Da consumatrice non abituale pensavo fosse più semplice reperire le marche (Häagen-Dazs non pervenuta), invece ci son voluti sopralluoghi in 7 Super per organizzare il test, inoltre non tutti i produttori realizzano i gusti classici: pistacchio introvabile, nocciola questa sconosciuta, mentre spopola un gusto irrimediabilmente retrò, la stracciatella, misteri della produzione industriale. Molti anche i gusti mix. Alla fine, visto che il test è “alla cieca”, ho chiesto a un collaboratore di comprare i gusto classici di ogni marchio reperibile in zona (Abruzzo). Obiettivo del test: trovare un gusto in qualche modo accostabile al mio amato gelato artigianale.
I CONTENDENTI
– Carte d’Or Algida
– Conad
– Consilia
– La Cremeria Motta
– Sammontana

I CRITERI
– Aspetto visivo
– Consistenza
– Sapore
Il test si è svolto “alla cieca”. Ricordo che non sono una tecnologa alimentare e che il verdetto è oggettivo con deviazioni personal-affettive.
IL VERDETTO
# 4 Gelato alla nocciola Conad
Formato: 500 g
Ingredienti: latte scremato reidratato, zucchero, sciroppo di glucosio, olio di cocco, granella di nocciole 2,5%, lattosio e proteine del latte, nocciole in pasta 2,4%, cacao magro in polvere, emulsionanti: mono- e digliceridi degli acidi grassi; addensanti: alginato di sodio, farina di semi di carrube; aromi. Può contenere tracce di uova.

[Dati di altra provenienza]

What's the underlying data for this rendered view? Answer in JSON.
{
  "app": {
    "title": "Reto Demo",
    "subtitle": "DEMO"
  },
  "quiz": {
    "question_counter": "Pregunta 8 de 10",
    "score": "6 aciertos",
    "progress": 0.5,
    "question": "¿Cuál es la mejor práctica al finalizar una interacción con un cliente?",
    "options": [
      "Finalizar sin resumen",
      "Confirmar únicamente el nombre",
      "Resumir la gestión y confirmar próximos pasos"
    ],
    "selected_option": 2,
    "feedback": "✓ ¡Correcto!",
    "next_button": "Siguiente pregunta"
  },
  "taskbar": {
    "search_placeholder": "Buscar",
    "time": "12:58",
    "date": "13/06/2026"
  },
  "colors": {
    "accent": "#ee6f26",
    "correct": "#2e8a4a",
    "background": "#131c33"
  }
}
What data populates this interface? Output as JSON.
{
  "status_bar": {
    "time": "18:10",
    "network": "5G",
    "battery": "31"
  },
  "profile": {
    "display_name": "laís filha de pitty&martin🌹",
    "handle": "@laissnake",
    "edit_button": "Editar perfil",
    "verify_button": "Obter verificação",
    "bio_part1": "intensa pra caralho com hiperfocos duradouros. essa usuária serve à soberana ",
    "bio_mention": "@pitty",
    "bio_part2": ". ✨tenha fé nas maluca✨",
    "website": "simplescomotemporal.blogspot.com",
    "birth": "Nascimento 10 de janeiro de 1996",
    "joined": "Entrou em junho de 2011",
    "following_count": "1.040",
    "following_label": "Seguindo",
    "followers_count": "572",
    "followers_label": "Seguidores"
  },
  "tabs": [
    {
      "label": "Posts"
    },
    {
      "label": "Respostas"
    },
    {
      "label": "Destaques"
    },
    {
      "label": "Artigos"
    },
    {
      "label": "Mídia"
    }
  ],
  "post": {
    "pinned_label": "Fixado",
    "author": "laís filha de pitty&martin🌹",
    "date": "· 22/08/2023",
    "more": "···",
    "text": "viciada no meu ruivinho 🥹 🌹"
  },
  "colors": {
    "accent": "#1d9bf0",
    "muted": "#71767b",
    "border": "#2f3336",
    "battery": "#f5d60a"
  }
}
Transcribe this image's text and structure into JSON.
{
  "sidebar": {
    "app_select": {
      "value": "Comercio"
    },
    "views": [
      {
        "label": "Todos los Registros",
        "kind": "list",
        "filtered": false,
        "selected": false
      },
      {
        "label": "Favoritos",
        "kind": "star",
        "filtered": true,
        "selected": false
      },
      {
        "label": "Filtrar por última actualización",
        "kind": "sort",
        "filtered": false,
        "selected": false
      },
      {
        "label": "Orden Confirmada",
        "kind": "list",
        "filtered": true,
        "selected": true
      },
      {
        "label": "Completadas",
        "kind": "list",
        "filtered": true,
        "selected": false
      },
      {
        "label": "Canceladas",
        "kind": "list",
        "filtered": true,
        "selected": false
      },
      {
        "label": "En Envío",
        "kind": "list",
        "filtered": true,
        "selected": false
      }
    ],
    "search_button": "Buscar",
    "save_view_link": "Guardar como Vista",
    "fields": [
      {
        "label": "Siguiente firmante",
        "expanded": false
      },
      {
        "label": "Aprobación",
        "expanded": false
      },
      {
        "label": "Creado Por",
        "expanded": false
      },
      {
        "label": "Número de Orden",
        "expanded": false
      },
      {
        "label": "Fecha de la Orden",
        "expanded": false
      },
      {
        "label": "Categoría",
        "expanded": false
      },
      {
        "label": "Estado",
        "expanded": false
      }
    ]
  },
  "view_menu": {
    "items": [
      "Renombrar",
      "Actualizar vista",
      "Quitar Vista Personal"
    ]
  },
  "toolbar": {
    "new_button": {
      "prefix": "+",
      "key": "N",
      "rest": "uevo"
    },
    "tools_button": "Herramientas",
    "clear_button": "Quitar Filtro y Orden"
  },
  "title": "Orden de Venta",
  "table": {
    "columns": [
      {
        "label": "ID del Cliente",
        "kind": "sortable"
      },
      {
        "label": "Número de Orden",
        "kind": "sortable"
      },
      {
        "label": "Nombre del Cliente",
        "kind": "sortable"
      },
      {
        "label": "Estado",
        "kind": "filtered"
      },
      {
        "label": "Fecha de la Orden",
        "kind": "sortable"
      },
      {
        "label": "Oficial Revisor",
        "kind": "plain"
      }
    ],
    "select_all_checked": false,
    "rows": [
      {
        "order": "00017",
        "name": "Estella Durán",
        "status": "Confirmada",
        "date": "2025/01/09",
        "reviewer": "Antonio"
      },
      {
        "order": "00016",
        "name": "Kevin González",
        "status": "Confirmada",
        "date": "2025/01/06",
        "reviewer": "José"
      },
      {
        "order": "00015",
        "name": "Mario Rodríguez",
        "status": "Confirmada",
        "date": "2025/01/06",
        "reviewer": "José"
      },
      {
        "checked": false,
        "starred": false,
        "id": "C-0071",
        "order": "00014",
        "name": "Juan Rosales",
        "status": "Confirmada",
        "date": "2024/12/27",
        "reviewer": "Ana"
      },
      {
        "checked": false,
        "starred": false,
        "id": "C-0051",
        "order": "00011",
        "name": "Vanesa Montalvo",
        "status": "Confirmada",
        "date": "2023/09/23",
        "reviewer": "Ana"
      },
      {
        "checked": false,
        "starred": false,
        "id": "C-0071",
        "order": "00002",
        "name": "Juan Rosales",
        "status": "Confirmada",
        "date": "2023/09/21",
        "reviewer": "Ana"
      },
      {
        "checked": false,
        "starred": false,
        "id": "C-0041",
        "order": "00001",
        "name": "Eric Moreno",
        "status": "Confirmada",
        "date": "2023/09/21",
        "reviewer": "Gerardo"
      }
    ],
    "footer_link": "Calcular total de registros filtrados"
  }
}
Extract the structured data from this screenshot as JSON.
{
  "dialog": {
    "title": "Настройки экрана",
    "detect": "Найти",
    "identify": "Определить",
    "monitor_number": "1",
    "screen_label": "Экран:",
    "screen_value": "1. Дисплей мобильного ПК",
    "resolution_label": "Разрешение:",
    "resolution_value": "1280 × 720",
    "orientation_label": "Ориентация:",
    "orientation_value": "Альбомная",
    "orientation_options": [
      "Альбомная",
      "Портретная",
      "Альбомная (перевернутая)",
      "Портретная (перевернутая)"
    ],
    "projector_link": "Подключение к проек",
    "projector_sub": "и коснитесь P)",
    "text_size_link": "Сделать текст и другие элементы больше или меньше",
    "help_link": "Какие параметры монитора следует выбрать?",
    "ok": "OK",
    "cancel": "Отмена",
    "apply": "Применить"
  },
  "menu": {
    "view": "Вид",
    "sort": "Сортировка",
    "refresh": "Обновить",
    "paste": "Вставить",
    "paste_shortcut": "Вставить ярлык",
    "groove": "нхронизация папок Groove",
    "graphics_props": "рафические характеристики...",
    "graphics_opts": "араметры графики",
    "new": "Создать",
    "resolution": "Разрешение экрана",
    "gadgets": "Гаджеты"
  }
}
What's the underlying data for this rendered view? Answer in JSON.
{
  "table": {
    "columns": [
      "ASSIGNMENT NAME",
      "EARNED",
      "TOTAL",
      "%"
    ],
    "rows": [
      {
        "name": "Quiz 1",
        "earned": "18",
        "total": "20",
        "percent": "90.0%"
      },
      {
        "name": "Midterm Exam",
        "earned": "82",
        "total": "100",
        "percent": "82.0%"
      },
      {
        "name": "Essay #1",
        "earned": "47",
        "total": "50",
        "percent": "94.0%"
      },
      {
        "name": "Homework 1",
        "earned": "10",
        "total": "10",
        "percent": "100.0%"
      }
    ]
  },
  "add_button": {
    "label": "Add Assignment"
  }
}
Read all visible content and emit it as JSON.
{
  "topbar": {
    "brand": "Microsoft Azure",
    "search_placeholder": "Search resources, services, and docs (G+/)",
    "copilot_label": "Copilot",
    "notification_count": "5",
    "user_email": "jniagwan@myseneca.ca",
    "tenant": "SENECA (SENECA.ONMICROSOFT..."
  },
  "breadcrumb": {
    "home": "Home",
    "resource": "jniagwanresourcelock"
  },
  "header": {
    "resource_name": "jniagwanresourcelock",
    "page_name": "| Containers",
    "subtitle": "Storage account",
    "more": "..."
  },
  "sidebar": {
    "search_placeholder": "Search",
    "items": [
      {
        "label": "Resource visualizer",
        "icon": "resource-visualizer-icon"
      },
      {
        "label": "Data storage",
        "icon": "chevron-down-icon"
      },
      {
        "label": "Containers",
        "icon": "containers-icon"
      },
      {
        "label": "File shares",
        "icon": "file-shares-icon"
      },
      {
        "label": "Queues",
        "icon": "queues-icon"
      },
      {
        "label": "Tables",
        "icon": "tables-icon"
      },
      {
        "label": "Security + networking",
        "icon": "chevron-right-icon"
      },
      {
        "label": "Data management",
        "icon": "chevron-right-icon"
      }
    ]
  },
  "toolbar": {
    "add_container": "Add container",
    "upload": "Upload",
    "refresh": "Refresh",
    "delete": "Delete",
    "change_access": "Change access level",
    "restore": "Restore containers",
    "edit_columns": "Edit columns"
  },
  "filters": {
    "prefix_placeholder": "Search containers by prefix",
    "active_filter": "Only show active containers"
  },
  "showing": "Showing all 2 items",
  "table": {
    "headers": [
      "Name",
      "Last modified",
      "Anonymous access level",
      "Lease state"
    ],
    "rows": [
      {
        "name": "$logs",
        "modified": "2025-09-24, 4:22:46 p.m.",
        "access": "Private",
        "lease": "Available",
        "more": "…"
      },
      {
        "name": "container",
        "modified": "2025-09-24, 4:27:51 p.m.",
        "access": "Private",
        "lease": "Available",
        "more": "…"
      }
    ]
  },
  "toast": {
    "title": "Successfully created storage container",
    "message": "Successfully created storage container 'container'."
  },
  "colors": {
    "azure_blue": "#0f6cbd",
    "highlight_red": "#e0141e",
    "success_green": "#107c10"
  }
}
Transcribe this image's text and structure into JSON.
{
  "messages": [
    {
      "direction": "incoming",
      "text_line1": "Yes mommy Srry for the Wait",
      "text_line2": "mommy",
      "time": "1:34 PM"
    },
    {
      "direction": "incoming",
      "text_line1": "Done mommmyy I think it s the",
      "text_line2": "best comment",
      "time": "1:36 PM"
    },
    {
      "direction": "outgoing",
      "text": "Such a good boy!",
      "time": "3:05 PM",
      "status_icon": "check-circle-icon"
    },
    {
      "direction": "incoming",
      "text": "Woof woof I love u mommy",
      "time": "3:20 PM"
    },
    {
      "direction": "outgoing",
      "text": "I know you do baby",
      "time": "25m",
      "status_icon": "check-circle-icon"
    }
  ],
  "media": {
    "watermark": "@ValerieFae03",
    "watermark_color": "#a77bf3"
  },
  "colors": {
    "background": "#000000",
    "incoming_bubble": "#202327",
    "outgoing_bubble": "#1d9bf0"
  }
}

Presenti valori nutrizionali.
Prodotto per Conad S.C. Via Michelino, 59 Bologna, da Eskigel S.r.l. Via Vanzetti, 11 Terni
– Giudizio: ammesso che ci sia la nocciola è irrintracciabile, le papille percepiscono solo lo zucchero.
– Packaging: la vaschetta è copiata della Cremeria Motta senza neanche preoccuparsi troppo di nasconderlo.
– Aspetto visivo: ricorda il gelato alla nocciola, leggermente esangue.
– Consistenza: più che cremoso, granuloso.
– Sapore: non si sente la nocciola, gusto e retrogusto di confetto sono eccessivamsnte melensi.
– Prezzo: € 3,44/al kg quindi € 1,72 (in offerta) – prezzo originale € 6,12/al kg quindi € 3,06.
– Rapporto prezzo/felicità: appropriato solo perché in offerta, altrimenti decisamente esagerato.
– In breve: ho cercato invano le nocciole della copertina, dove sono finite?
Voto 4
# 4 Gelato alla stracciatella Consilia
Formato: 500 g
Ingredienti: latte scremato in polvere reidratato, zucchero, sciroppo di glucosio, olio di cocco, scagliette di cioccolato 5% (zucchero, pasta di cacao, burro di cacao, emulsionante: lecitina di soia; aromi), lattosio e proteine del latte, cacao magro in polvere (9,5 % nella variegatura al cacao corrispondente al 1% del prodotto finito), latte scremato in polvere, burro, emulsionanti: mono e digliceridi degli acidi grassi, addensanti: alginato di sodio, farina di semi di carrube; aromi. Può contenere tracce di frutta a guscio.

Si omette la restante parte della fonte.